Breast cancer is when there is a lump in the breast and the cells are growing at an abnormal rate. This destroys the connective tissues in the breast and can spread up lymph nodes under the arm that are vital for our bodies immunity. An AI service that can read images and predict whether the image is of healthy or cancerous cells in the breast can help detect breast cancer at early stages.

Breast cancer is when there is a lump in the breast and the cells are growing at an abnormal rate. This destroys the connective tissues in the breast and can spread up lymph nodes under the arm. That is why breast cancer needs to be detected in its early stages, but that doesn’t happen all the time. However, advances in computer science can help with early detection of breast cancer. AI or Artificial intelligence is something I used to help solve this problem.

How do you Build An AI?

To build an AI service that can read images and predict whether the image is of healthy or cancerous cells in the breast, you need to collect lots of example images of healthy and malignant or cancerous histopathology images. Fortunately, there are resources that provide you with such images. I found a resource on Kaggle. This dataset consists of 277,524 images of which 78,786 out of the 277,524 where cancerous and the remaining 198,738 images were healthy.

Once you have lots of histopathology images of cancerous and benign images, the next step is to train the AI for image classification. The residual neural network is a very popular image classification algorithm. It is known to have a high performance. I used it in Navigator (it’s a free tool available at this website) to train this image classifier. Navigator provides you with a REST API that will accept any image as an input and provide you with a prediction. The cool thing about this is that all you need is an internet connection and an image you want to predict. You can use it anywhere! If you would like to try out the AI I build using Navigator on a web interface, you can do that here.

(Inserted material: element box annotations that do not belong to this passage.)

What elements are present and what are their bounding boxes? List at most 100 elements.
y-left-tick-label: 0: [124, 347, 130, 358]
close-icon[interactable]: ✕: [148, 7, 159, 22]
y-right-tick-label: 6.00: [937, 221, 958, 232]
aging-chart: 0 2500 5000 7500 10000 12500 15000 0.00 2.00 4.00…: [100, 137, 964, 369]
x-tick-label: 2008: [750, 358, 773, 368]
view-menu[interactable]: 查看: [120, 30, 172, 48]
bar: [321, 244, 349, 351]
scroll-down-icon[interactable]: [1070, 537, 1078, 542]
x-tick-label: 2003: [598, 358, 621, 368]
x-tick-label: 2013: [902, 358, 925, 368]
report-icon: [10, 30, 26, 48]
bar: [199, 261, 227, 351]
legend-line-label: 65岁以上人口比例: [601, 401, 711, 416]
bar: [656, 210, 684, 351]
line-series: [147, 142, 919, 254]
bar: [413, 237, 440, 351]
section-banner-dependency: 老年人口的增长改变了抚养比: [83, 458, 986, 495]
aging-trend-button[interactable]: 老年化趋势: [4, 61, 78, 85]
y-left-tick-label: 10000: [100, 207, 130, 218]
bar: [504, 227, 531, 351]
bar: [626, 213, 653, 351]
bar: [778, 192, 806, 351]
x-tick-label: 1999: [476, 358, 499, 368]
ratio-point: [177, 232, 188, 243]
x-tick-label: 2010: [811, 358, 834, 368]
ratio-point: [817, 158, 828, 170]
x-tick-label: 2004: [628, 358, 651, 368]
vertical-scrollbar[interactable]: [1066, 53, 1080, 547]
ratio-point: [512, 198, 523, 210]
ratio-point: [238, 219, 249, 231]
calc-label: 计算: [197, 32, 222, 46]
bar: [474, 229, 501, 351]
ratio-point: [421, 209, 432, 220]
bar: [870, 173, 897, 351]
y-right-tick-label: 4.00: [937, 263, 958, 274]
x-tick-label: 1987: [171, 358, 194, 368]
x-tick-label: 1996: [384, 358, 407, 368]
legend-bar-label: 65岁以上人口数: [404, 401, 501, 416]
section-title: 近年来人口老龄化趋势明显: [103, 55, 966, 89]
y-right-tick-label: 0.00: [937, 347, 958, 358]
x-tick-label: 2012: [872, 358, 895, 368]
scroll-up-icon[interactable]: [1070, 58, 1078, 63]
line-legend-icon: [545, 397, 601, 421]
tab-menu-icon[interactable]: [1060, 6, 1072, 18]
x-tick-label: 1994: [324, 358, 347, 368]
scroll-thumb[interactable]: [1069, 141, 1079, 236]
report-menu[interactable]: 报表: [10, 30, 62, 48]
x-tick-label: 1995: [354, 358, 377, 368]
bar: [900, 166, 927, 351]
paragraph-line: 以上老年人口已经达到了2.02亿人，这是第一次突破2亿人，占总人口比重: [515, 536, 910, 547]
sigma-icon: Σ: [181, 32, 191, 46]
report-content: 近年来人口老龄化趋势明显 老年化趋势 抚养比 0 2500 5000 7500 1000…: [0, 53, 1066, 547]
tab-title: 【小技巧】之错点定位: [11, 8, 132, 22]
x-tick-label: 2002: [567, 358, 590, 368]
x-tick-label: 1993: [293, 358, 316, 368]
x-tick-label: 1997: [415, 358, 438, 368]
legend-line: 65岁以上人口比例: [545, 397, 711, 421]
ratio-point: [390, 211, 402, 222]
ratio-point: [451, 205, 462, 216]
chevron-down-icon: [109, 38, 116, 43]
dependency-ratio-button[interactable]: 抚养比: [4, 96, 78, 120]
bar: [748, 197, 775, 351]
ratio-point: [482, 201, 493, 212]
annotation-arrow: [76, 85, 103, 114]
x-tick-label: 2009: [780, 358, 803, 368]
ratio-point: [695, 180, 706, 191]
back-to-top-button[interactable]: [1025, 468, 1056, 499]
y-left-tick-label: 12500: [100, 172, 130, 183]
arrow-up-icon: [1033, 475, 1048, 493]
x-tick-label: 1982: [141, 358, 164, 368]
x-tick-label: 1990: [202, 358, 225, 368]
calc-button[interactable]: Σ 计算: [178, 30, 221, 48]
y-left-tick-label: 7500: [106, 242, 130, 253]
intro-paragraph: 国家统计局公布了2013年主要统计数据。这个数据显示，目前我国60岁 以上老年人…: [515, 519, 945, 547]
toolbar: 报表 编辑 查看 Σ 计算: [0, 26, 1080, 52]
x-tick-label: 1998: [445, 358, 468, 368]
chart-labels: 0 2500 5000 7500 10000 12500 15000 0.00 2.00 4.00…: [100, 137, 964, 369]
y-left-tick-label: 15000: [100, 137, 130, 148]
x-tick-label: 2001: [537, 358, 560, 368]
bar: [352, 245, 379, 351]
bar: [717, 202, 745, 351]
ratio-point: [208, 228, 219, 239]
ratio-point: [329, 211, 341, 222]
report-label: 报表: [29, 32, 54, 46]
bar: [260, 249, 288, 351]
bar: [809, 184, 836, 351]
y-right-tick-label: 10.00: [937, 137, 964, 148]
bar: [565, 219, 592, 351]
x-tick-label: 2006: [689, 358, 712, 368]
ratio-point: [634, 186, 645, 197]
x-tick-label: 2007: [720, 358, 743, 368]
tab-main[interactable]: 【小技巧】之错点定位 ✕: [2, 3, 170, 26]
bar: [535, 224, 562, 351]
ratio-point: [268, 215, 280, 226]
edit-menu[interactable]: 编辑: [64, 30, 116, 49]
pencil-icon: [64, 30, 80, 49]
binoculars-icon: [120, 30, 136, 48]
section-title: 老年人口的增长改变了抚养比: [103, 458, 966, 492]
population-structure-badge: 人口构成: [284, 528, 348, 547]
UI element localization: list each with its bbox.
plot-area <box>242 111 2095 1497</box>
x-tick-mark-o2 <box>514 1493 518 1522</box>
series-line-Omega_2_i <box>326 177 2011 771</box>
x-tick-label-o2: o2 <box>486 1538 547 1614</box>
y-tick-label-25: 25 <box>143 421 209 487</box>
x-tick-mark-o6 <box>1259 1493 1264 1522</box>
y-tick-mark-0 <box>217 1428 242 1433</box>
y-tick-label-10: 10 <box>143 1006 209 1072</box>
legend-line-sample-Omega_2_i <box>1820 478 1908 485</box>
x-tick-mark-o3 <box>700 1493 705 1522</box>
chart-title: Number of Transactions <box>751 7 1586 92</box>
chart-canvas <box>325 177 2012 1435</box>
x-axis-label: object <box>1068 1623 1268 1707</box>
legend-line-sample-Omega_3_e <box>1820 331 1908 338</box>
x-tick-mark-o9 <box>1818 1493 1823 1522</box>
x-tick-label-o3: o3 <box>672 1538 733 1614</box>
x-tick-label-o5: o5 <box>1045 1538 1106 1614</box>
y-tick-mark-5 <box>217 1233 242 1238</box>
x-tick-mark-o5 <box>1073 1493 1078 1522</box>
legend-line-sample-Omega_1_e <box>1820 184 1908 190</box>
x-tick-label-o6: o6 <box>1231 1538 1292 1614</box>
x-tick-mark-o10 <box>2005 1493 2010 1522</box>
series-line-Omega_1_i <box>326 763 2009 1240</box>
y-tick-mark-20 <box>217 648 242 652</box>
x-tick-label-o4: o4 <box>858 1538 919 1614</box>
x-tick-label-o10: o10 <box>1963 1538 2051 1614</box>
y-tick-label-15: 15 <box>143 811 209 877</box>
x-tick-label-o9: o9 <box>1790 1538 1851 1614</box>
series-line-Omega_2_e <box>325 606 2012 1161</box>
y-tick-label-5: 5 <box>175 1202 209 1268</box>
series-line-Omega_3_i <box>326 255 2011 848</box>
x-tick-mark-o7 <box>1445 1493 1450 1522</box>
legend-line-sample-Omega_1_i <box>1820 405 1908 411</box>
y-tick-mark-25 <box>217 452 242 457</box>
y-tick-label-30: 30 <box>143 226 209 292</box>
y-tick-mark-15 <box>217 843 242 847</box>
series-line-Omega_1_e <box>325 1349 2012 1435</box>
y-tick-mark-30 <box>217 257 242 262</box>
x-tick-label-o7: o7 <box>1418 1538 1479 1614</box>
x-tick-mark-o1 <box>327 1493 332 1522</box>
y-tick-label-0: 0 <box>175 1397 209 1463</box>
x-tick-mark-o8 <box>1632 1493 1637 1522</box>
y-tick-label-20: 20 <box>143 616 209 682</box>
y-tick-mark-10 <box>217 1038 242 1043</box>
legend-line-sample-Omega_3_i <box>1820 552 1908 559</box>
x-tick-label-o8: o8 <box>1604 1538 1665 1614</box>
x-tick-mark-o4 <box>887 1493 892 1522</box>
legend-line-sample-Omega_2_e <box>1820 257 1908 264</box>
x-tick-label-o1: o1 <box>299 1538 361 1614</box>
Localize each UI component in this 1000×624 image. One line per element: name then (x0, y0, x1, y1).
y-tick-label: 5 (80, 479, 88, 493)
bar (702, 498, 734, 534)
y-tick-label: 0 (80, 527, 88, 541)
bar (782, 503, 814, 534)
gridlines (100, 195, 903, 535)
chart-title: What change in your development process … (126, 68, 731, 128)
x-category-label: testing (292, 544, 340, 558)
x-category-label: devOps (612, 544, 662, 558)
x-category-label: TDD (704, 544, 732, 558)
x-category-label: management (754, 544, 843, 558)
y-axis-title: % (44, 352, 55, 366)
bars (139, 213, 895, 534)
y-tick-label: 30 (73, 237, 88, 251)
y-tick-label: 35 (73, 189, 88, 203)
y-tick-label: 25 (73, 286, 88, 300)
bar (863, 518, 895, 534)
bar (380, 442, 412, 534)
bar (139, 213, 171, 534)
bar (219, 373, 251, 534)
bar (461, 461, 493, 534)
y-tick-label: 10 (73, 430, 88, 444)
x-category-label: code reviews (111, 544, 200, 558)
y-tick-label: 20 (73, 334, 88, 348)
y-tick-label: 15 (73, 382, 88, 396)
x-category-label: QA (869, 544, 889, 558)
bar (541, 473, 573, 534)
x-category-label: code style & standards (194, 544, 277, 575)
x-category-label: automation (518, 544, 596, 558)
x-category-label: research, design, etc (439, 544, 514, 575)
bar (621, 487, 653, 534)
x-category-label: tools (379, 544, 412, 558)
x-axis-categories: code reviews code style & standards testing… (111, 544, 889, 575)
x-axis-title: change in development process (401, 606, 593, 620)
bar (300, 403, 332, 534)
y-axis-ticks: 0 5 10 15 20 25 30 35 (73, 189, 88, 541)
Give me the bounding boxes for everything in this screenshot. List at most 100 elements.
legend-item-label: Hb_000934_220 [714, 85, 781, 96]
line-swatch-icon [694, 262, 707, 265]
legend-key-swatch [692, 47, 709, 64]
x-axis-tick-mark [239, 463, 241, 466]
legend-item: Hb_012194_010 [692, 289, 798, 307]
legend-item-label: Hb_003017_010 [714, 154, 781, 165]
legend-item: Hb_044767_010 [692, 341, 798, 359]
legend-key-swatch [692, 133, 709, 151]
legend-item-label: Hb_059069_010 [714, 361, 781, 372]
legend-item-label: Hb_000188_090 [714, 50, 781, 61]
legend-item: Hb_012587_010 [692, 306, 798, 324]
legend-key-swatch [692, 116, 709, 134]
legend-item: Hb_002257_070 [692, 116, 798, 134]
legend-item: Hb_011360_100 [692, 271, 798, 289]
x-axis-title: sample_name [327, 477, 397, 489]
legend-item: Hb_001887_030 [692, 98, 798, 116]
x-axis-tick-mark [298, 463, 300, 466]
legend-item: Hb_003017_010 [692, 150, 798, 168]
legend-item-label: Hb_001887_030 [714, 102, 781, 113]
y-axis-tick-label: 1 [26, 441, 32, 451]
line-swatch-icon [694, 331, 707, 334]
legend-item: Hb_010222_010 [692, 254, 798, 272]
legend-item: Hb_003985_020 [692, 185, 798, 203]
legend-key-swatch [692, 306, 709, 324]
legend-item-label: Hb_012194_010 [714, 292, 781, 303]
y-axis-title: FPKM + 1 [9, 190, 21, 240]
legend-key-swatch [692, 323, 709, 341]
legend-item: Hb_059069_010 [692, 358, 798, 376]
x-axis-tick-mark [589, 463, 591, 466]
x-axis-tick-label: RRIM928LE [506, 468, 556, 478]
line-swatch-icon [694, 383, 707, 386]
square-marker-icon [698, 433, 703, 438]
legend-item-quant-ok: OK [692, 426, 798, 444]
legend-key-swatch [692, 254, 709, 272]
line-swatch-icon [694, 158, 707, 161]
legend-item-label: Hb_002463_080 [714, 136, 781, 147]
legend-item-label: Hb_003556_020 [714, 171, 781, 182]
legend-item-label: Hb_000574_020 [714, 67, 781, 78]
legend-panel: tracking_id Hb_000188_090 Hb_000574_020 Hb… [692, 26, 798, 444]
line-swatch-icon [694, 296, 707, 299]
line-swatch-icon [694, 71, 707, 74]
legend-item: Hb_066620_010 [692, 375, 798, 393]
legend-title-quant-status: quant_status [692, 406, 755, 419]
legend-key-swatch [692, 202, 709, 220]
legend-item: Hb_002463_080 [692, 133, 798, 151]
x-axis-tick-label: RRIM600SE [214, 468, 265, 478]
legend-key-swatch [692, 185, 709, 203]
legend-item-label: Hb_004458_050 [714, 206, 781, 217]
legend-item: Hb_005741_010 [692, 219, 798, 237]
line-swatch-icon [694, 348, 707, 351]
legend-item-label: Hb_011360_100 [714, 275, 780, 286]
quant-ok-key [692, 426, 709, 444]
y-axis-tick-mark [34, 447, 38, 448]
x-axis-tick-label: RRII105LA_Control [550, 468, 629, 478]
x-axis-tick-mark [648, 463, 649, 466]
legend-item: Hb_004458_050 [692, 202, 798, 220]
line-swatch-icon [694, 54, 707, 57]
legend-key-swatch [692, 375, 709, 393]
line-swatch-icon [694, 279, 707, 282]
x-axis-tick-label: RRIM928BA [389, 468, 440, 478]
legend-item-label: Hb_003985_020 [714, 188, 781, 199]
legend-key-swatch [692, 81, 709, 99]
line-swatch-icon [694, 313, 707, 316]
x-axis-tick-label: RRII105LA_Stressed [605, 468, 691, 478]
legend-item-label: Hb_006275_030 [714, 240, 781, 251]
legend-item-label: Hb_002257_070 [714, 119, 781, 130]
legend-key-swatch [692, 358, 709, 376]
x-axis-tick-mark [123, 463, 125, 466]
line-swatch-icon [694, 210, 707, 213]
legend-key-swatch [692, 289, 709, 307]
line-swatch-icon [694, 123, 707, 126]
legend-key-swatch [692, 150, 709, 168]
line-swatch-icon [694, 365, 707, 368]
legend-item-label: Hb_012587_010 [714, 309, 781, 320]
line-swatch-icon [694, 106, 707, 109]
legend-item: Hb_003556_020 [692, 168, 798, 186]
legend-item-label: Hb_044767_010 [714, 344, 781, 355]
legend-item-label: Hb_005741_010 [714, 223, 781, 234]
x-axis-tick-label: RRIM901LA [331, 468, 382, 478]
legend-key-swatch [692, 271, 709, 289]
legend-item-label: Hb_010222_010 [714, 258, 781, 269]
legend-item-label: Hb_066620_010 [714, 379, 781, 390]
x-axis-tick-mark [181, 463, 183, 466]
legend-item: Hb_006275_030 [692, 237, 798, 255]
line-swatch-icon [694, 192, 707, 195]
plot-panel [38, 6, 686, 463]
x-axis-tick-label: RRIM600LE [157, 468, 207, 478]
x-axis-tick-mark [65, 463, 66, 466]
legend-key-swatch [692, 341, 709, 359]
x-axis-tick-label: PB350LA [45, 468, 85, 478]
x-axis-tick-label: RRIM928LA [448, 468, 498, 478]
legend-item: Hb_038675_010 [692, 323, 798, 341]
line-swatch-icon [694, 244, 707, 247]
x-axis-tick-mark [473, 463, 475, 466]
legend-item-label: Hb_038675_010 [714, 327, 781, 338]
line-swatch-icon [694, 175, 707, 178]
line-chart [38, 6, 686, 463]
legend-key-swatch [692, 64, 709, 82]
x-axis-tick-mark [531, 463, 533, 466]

Improving and Evaluating the AI

The next step is to evaluate how well the AI you built is doing. Fortunately, Navigator reports the accuracy and in my case, I got accuracies that ranged from 75%-90%. However, in cases like cancer, just having a high accuracy is not enough. There are two errors that can happen in the classification of cancer. You may detect a healthy person as having cancer or you may detect a sick person as not having cancer. It is always better to misdiagnose a healthy person than to misdiagnose a sick person.

One reason for this was the benign and malignant images were difficult to tell apart. This made it a little difficult since there were only slight differences as you can see in the diagram below. Once I analyzed the results, I saw that finding the pattern was a little difficult for the AI. To fix this I worked on it by adding more images to further improve the service along with tuning several hyper-parameters of the deep neural network to tune it for high performance.

In parallel to tuning the AI, I took a look at the confusion matrix of the classifier and found that there were many cases in which the AI misdiagnosed sick person as healthy. A confusion matrix has

• True positives are cases in which the AI predicted the image is cancerous and it was a cancerous histopathology image

• True negatives are cases that the AI predicted the image as healthy, and the image is cancerous.

• False positives are cases in which the image was predicted as cancerous, but it wasn’t cancerous

• False negatives are cases that were predicted as healthy, but they actually do have the disease.

The goal is to reduce the false negatives and true negatives because you don’t want to miss even a single person having cancer. In addition, to using the confidence values output by the AI service, I also plotted something called the ROC curve-which is a very popular and highly used metric for analyzing this kind of binary classification.

The process of calculating a ROC curve involves mathematical operations on the confidence outcome of the algorithm which I did use python. The code for this is linked here. I learned that the most accurate AI service is not always the best! The ROC curve is one piece of evidence along with the confusion matrix.

As I continued analyzing the data and working on it for several weeks, I learned that it is very hard to tune a deep neural network, especially when the two categories are hard to tell apart. So to fix it I would like to make this service available to the public for feedback and make it available to some physicians, to get their feedback. I would also like to spend more time collecting more images and tuning my service for better accuracy and performance.